By Garrett Fagan
Turkey rivals only Italy in the depth of its cultural heritage; arguably, it even outstrips it. With a history traceable back into the Stone Age, few places you can visit lay claim to such a deep and rich historical tapestry. Three sites in particular illustrate these points.
Hattusas was the capital city of the Hittites, the only imperial power to rule their realm from inland Anatolia. Here the Hittites, at their most powerful between 1400 and 1200 BCE, erected massive structures of mudbrick on stone foundations. From this city, home to perhaps 40,000 at its height, the Hittites reached the Aegean Sea to the west and challenged the Pharoahs of Egypt for control of Syria to their south.
The other premier Bronze Age site in Turkey is Troy, in the North Western corner of the country. It is, to be sure, a small site in comparison to the likes of Hattusas or Ephesus, but few places are more evocative. Tales of the Trojan War form one of the cardinal cycles of Greek myth, endlessly retold in the poetry of Homer, the tragedies of the classical Greek dramatists, and almost all media of art (including modern film). At the site of Troy, excavated since 1870, you will stand on this storied ground yourself and survey the complexities of what has been found there, how it relates to Homeric epic (if at all), and what it all means. A dazzling experience.

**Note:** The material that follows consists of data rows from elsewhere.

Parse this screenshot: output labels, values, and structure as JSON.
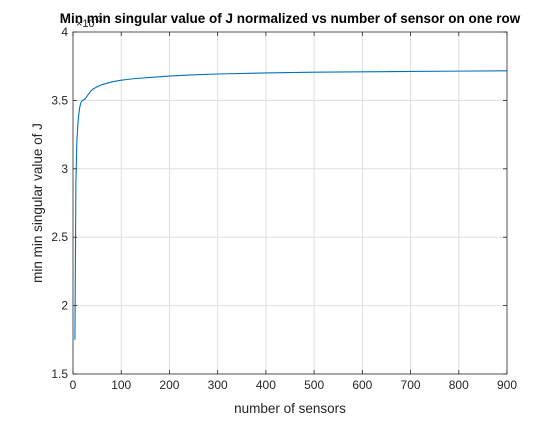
{
  "chart_data": {
    "type": "line",
    "title": "Min min singular value of J normalized vs number of sensor on one row",
    "xlabel": "number of sensors",
    "ylabel": "min min singular value of J",
    "xlim": [
      0,
      900
    ],
    "ylim": [
      1.5,
      4
    ],
    "xticks": [
      0,
      100,
      200,
      300,
      400,
      500,
      600,
      700,
      800,
      900
    ],
    "yticks": [
      1.5,
      2,
      2.5,
      3,
      3.5,
      4
    ],
    "xtick_labels": [
      "0",
      "100",
      "200",
      "300",
      "400",
      "500",
      "600",
      "700",
      "800",
      "900"
    ],
    "ytick_labels": [
      "1.5",
      "2",
      "2.5",
      "3",
      "3.5",
      "4"
    ],
    "y_exponent_base": "×10",
    "y_exponent_power": "-3",
    "grid": true,
    "series": [
      {
        "color": "#0072BD",
        "x": [
          4,
          6,
          8,
          10,
          12,
          14,
          16,
          18,
          20,
          25,
          30,
          35,
          40,
          50,
          60,
          80,
          100,
          130,
          160,
          200,
          250,
          300,
          400,
          500,
          600,
          700,
          800,
          900
        ],
        "values": [
          1.75,
          2.9,
          3.2,
          3.32,
          3.4,
          3.45,
          3.48,
          3.495,
          3.5,
          3.51,
          3.535,
          3.56,
          3.58,
          3.6,
          3.615,
          3.635,
          3.648,
          3.66,
          3.668,
          3.678,
          3.687,
          3.693,
          3.701,
          3.706,
          3.709,
          3.712,
          3.714,
          3.716
        ]
      }
    ]
  }
}
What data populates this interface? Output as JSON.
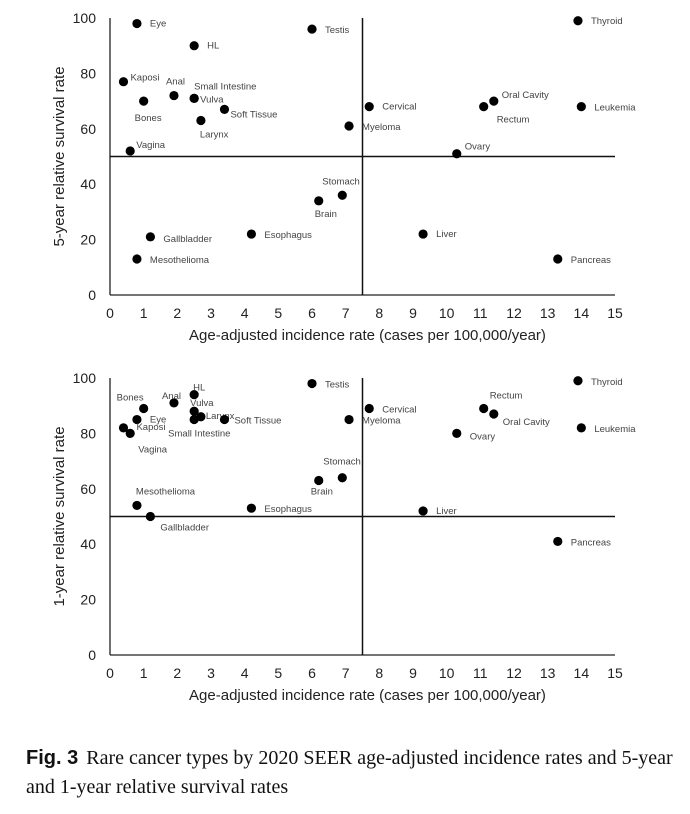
{
  "chart_data": [
    {
      "type": "scatter",
      "xlabel": "Age-adjusted incidence rate (cases per 100,000/year)",
      "ylabel": "5-year relative survival rate",
      "xlim": [
        0,
        15
      ],
      "ylim": [
        0,
        100
      ],
      "xticks": [
        "0",
        "1",
        "2",
        "3",
        "4",
        "5",
        "6",
        "7",
        "8",
        "9",
        "10",
        "11",
        "12",
        "13",
        "14",
        "15"
      ],
      "yticks": [
        "0",
        "20",
        "40",
        "60",
        "80",
        "100"
      ],
      "reference_lines": {
        "x": 7.5,
        "y": 50
      },
      "marker_color": "#000000",
      "points": [
        {
          "label": "Eye",
          "x": 0.8,
          "y": 98
        },
        {
          "label": "HL",
          "x": 2.5,
          "y": 90
        },
        {
          "label": "Testis",
          "x": 6.0,
          "y": 96
        },
        {
          "label": "Thyroid",
          "x": 13.9,
          "y": 99
        },
        {
          "label": "Kaposi",
          "x": 0.4,
          "y": 77
        },
        {
          "label": "Anal",
          "x": 1.9,
          "y": 72
        },
        {
          "label": "Small Intestine",
          "x": 2.5,
          "y": 71
        },
        {
          "label": "Vulva",
          "x": 2.5,
          "y": 71
        },
        {
          "label": "Bones",
          "x": 1.0,
          "y": 70
        },
        {
          "label": "Soft Tissue",
          "x": 3.4,
          "y": 67
        },
        {
          "label": "Larynx",
          "x": 2.7,
          "y": 63
        },
        {
          "label": "Cervical",
          "x": 7.7,
          "y": 68
        },
        {
          "label": "Oral Cavity",
          "x": 11.4,
          "y": 70
        },
        {
          "label": "Rectum",
          "x": 11.1,
          "y": 68
        },
        {
          "label": "Leukemia",
          "x": 14.0,
          "y": 68
        },
        {
          "label": "Myeloma",
          "x": 7.1,
          "y": 61
        },
        {
          "label": "Vagina",
          "x": 0.6,
          "y": 52
        },
        {
          "label": "Ovary",
          "x": 10.3,
          "y": 51
        },
        {
          "label": "Stomach",
          "x": 6.9,
          "y": 36
        },
        {
          "label": "Brain",
          "x": 6.2,
          "y": 34
        },
        {
          "label": "Gallbladder",
          "x": 1.2,
          "y": 21
        },
        {
          "label": "Esophagus",
          "x": 4.2,
          "y": 22
        },
        {
          "label": "Liver",
          "x": 9.3,
          "y": 22
        },
        {
          "label": "Mesothelioma",
          "x": 0.8,
          "y": 13
        },
        {
          "label": "Pancreas",
          "x": 13.3,
          "y": 13
        }
      ]
    },
    {
      "type": "scatter",
      "xlabel": "Age-adjusted incidence rate (cases per 100,000/year)",
      "ylabel": "1-year relative survival rate",
      "xlim": [
        0,
        15
      ],
      "ylim": [
        0,
        100
      ],
      "xticks": [
        "0",
        "1",
        "2",
        "3",
        "4",
        "5",
        "6",
        "7",
        "8",
        "9",
        "10",
        "11",
        "12",
        "13",
        "14",
        "15"
      ],
      "yticks": [
        "0",
        "20",
        "40",
        "60",
        "80",
        "100"
      ],
      "reference_lines": {
        "x": 7.5,
        "y": 50
      },
      "marker_color": "#000000",
      "points": [
        {
          "label": "Thyroid",
          "x": 13.9,
          "y": 99
        },
        {
          "label": "Testis",
          "x": 6.0,
          "y": 98
        },
        {
          "label": "HL",
          "x": 2.5,
          "y": 94
        },
        {
          "label": "Anal",
          "x": 1.9,
          "y": 91
        },
        {
          "label": "Bones",
          "x": 1.0,
          "y": 89
        },
        {
          "label": "Vulva",
          "x": 2.5,
          "y": 88
        },
        {
          "label": "Larynx",
          "x": 2.7,
          "y": 86
        },
        {
          "label": "Small Intestine",
          "x": 2.5,
          "y": 85
        },
        {
          "label": "Eye",
          "x": 0.8,
          "y": 85
        },
        {
          "label": "Soft Tissue",
          "x": 3.4,
          "y": 85
        },
        {
          "label": "Kaposi",
          "x": 0.4,
          "y": 82
        },
        {
          "label": "Vagina",
          "x": 0.6,
          "y": 80
        },
        {
          "label": "Rectum",
          "x": 11.1,
          "y": 89
        },
        {
          "label": "Cervical",
          "x": 7.7,
          "y": 89
        },
        {
          "label": "Oral Cavity",
          "x": 11.4,
          "y": 87
        },
        {
          "label": "Myeloma",
          "x": 7.1,
          "y": 85
        },
        {
          "label": "Leukemia",
          "x": 14.0,
          "y": 82
        },
        {
          "label": "Ovary",
          "x": 10.3,
          "y": 80
        },
        {
          "label": "Stomach",
          "x": 6.9,
          "y": 64
        },
        {
          "label": "Brain",
          "x": 6.2,
          "y": 63
        },
        {
          "label": "Mesothelioma",
          "x": 0.8,
          "y": 54
        },
        {
          "label": "Esophagus",
          "x": 4.2,
          "y": 53
        },
        {
          "label": "Liver",
          "x": 9.3,
          "y": 52
        },
        {
          "label": "Gallbladder",
          "x": 1.2,
          "y": 50
        },
        {
          "label": "Pancreas",
          "x": 13.3,
          "y": 41
        }
      ]
    }
  ],
  "caption": {
    "number": "Fig. 3",
    "text": "Rare cancer types by 2020 SEER age-adjusted incidence rates and 5-year and 1-year relative survival rates"
  }
}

Finally, there is Ephesus. One of the richest Greek cities on the ancient coast of Asia Minor, home to one of the Seven Wonders of the Ancient World (the Temple of Artemis), and the Roman city, the capital city of the province of Asia, one of the richest regions of the empire. The ruins of the city cannot conceal this former prosperity: marbled and porticoes streets, vast bath complexes, commemorative arches, a huge theater, affluent houses ranged on a hillside near the forum with marble wall panels, mosaics and frescoes still in place – all bespeak the former power and richness of this magnificent city.
At all three of these sites, Far Horizons has arranged private tours of the excavations… And this is just the tip of the iceberg. There is the bizarre, alien landscape of Cappadocia, riddled with rock-cut dwellings and Byzantine churches; the holy city of Konya, birthplace of the whirling Dervishes; the mountaintop city of Sagalassos affording spectacular views of the valleys and plains below; and, of course, the majesty of Constantinople/Istanbul, a city at once ancient and modern, classical and cosmopolitan, marvelously sited at the mouth of the Bosphorus straits that separate Europe from Asia. Turkey has it all, and it’s there for your taking!